Wasabi Tuna premiered on August 20, 2003. It was issued on DVD on October 28, 2005, by Indican Pictures.

== Plot ==
This camp screwball comedy of errors, that includes many over-the-top stereotypes, is set at Halloween against the backdrop of West Hollywood, California.

Five friends, interior designer Evan (played by London); interior designer Harvey (played by Cheng); stockbroker Dave (played by Meadows); spinning instructor Fredrico (played by Sabàto); and Emme (played by Ubach), a sassy young woman obsessed with style and classic movies, have all been anticipating the West Hollywood Halloween Parade on Santa Monica Boulevard, which is the biggest and brashest block party of the year. Their annual tradition of joining the festivities in outrageous costumes has become part of local legend.

It is the night before Halloween, however, and they still have not decided what to be. Evan and Harvey, who are femme gay boyfriends and business partners, have come up with food-themed sushi costumes that everyone refers to as "wasabi tuna." Emme offers another suggestion — that they all dress up as gang members.

They all opt for the gang theme but are unable to find the appropriate attire at the local stores. They then decide to seek out real life gang members to achieve the authentic, straight-from-the-hood look they want.

While doing interior design work for an extremely wealthy Armenian woman who is actually in the illegal drug trade, Harvey and Evan become unwitting drug couriers. After they are arrested, there is a comic scene at the WeHo sheriff's station with them attempting to talk their way out of trouble.

Dave goes to East L.A., where he comes across a real gang member named Romeo (played by Díaz). He makes a deal with Romeo to loan him his Porsche in exchange for his lowrider gang car. A case of mistaken identity makes a vengeful, rival gang get after them. There is a comic drive-by shooting scene. Also, by driving Romeo's lowrider they are unknowingly carrying an illegal cache of weapons.

Reality TV actress Anna Nicole Smith's (appearing as herself) pet dog, Sugar-Pie, is kidnapped. All is havoc, as a group of drag queens who dress like Smith, Santa Ana Anna (played by Arquette), Eenie Anna (played by Gil, who is a dwarf), Brown Sugar Anna and Hot Spicy Anna, believe that Harvey stole their idol's dog and band together to get Sugar-Pie back for Smith.

A wild chase ensues as gang members, drug dealers, drag queens, and the police force are after the partygoers. They end up in Chinatown, where an old Chinese man, Mr. Ling (also played by Cheng), is in partnership with the Armenian drug shrew. Everything culminates with the clash of personalities colliding in a feisty showdown.

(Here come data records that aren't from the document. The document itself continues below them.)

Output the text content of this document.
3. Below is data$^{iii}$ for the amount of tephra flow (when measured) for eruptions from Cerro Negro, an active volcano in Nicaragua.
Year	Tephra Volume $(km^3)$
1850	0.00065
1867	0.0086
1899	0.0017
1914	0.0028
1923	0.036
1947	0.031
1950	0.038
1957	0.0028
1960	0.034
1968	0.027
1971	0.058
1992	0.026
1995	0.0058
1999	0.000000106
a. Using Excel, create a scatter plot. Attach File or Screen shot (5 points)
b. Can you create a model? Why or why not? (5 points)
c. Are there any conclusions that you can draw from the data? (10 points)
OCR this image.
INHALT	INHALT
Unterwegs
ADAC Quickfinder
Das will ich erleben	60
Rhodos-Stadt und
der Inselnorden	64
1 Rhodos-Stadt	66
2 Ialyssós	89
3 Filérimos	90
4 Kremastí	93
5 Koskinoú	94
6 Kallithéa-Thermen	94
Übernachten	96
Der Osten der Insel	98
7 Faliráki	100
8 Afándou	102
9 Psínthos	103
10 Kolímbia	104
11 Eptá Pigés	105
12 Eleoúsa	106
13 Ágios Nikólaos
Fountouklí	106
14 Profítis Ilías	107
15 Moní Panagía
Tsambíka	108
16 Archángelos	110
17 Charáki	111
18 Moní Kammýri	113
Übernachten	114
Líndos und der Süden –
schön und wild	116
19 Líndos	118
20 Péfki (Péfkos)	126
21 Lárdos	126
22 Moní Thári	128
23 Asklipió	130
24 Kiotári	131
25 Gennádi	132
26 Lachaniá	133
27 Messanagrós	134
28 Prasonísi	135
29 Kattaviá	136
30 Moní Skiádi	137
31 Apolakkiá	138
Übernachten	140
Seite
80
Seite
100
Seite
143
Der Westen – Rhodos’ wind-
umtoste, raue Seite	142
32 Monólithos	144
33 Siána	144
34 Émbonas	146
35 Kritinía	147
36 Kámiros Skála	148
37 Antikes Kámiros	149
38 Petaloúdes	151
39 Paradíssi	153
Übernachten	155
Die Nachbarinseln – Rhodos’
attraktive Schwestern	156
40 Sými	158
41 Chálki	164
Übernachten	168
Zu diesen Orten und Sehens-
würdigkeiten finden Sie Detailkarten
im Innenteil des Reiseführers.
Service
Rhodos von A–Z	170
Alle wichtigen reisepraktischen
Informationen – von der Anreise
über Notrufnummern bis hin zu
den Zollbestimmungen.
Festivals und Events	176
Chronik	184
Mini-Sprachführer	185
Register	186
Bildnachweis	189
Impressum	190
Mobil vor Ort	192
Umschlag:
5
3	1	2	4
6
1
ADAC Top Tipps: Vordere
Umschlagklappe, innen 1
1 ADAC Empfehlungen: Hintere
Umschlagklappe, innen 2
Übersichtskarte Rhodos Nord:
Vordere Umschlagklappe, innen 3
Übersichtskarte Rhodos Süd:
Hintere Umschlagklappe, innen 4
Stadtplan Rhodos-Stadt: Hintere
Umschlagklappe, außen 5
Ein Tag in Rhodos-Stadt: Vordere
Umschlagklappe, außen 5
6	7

A free-for-all street fight, involving the gang members, drug dealers, undercover DEA detectives, a trio of female martial arts gymnasts and the Santa Ana Annas erupts and everyone battles it out with flying fists, feet and wigs.

Anna Nicole Smith herself arrives and saves the day. As she shamelessly mocks herself, Smith clears up the Sugar Pie mess, hands the drugs over to the police, and invites the group to her Halloween party, where they change into their "wasabi tuna" costumes.

== Soundtrack ==
The lead single, 'Nothing Like Cali,' by The Brüse Bros. [rappers Blu (Johnson Barnes) and Black (aka Donel Smokes)], is subsequently also found on the 2003 unreleased project, 'The Brüse Brothers Academy LP, on the DME Music (now, Dimond Mind Recordings) label.